Professor Chafe received his A.B. from Harvard in 1962, and his PhD from Columbia University in 1971. One of a new generation of women's historians, he published his dissertation in 1972, titled The American Woman: Her Social, Political and Economic Roles, 1920-1970. Chafe's research interests focus on gender and racial equality, and modern political history. His publications include: Bill and Hillary: The Politics of the Personal (2012); The Rise and Fall of the American Century: The United States from 1890 to 2008 (2008); The Unfinished Journey: America Since World War II (8th edition, 2014); Private Lives/Public Consequences: Personality and Politics in Modern America (2005; Never Stop Running: Allard Lowenstein and the Struggle to Save American Liberalism (1993); The Paradox of Change: American Women in the Twentieth Century (1991); Remembering Jim Crow (2002), with Robert Korstad and Raymond Gavins; Civilities and Civil Rights: Greensboro, North Carolina and the Black Struggle for Freedom (1980); Women and Equality: Changing Patterns in American Culture (1977).[1]

Civilities and Civil Rights won the First Annual Robert F. Kennedy Book Award in 1981, given to an author who "most faithfully and forcefully reflects Robert Kennedy's purposes -- his concern for the poor and the powerless, his struggle for for honest and even-handled justice, his conviction that a decent society must assure all young people a fair chance, and his faith that a free democracy can act to remedy disparities of power and opportunity." [2] Chafe won the Sydney Hillman book award in 1994 for Never Stop Running, his biography of Allard Lowenstein; and the Lillian Smith Award in 2002 for Remembering Jim Crow, co-authored with Robert Korstad and Raymond Gavins.

In 1972, Chafe started the Duke Oral History program with Lawrence Goodwyn, a program that, with the support of the Rockefeller Foundation, recruited graduate students to conduct oral histories with grass roots activists in black America. That program led to the creation of the Center for the Study of Civil Rights and Race Relations in 1976, which, with support from the National Endowment for the Humanities, attracted scholars and graduate students to Duke University. Chafe also directed the Duke-UNC Center for Research on Women, supported by the Ford Foundation, during the 1980s. The oral history program continued and then merged in 1989 with the newly created Center for Documentary Studies (CDS). One of the founders of the Center, Chafe remains deeply involved with it work, including ongoing oral histories with black Americans. In partnership with the Student Non-Violent Coordinating Committee Legacy Project, CDS and SNCC have just completed a five e year project, funded by the Mellon Foundation, to recover oral histories and archives from SNCC veterans. Since 1972, 45 graduate students who have used oral history as a primary vehicle for researching black activism have received Ph.D's from Duke. Twenty-eight of these have published their dissertations, with eighteen being awarded national book prizes.

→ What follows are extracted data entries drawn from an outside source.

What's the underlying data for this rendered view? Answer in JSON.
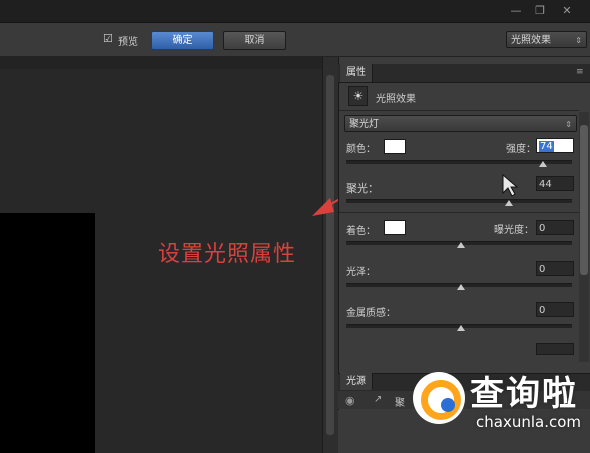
{
  "titlebar": {
    "minimize_icon": "minimize-icon",
    "restore_icon": "restore-icon",
    "close_icon": "close-icon"
  },
  "options": {
    "preview_label": "预览",
    "preview_checked": true,
    "ok_label": "确定",
    "cancel_label": "取消",
    "preset_value": "光照效果"
  },
  "panel": {
    "tab_label": "属性",
    "heading": "光照效果",
    "light_type": "聚光灯",
    "color_label": "颜色：",
    "intensity_label": "强度：",
    "intensity_value": "74",
    "hotspot_label": "聚光：",
    "hotspot_value": "44",
    "tint_label": "着色：",
    "exposure_label": "曝光度：",
    "exposure_value": "0",
    "gloss_label": "光泽：",
    "gloss_value": "0",
    "metallic_label": "金属质感：",
    "metallic_value": "0",
    "light_color": "#ffffff",
    "tint_color": "#ffffff"
  },
  "light_source": {
    "header_label": "光源",
    "row_label": "聚"
  },
  "annotation": {
    "text": "设置光照属性",
    "color": "#d9413d"
  },
  "watermark": {
    "brand": "查询啦",
    "url": "chaxunla.com"
  }
}
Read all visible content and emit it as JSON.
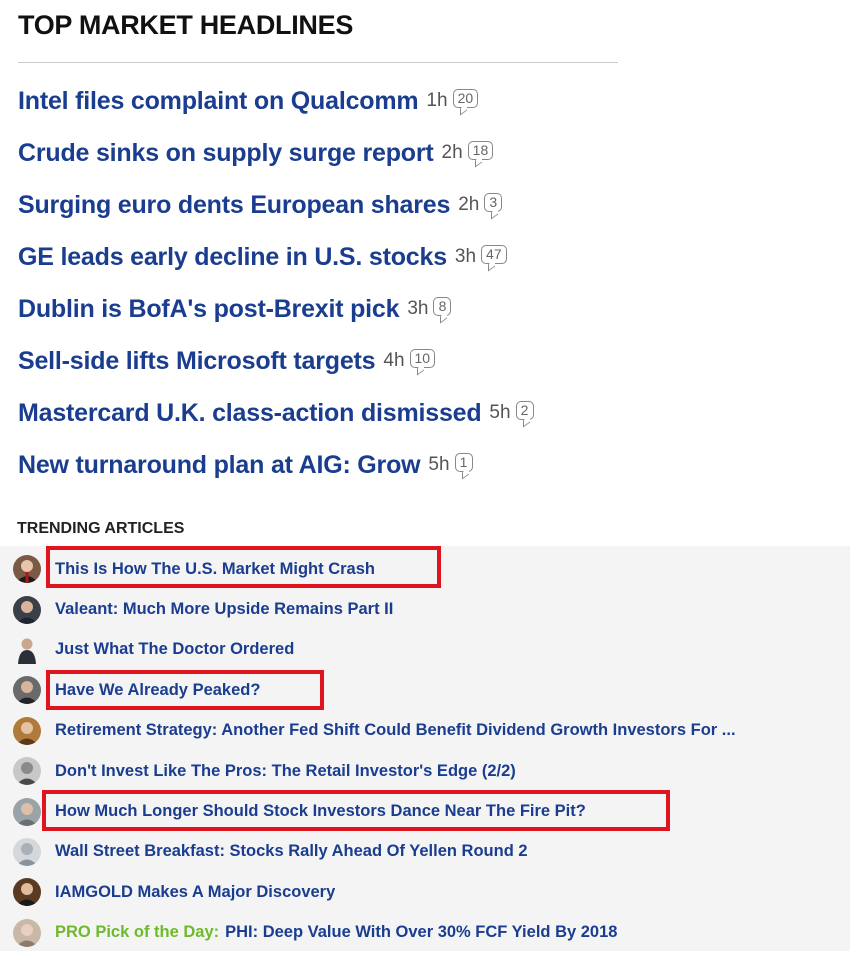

Chafe became Chair of the history department in 1995, and then Dean of the Faculty of Arts and Sciences at Duke from 1995-2004. While Dean, he increased the number of black faculty by 133 per cent. In his role as Dean he supervised undergraduate admissions, and during his deanship, the proportion of Duke undergraduates who were non-white rose from 15 per cent to 35 per cent.(The proportion is now 53 per cent).

In recognition of his record as an historian, Chafe was elected President of the Organization of American Historians in 1999-2000.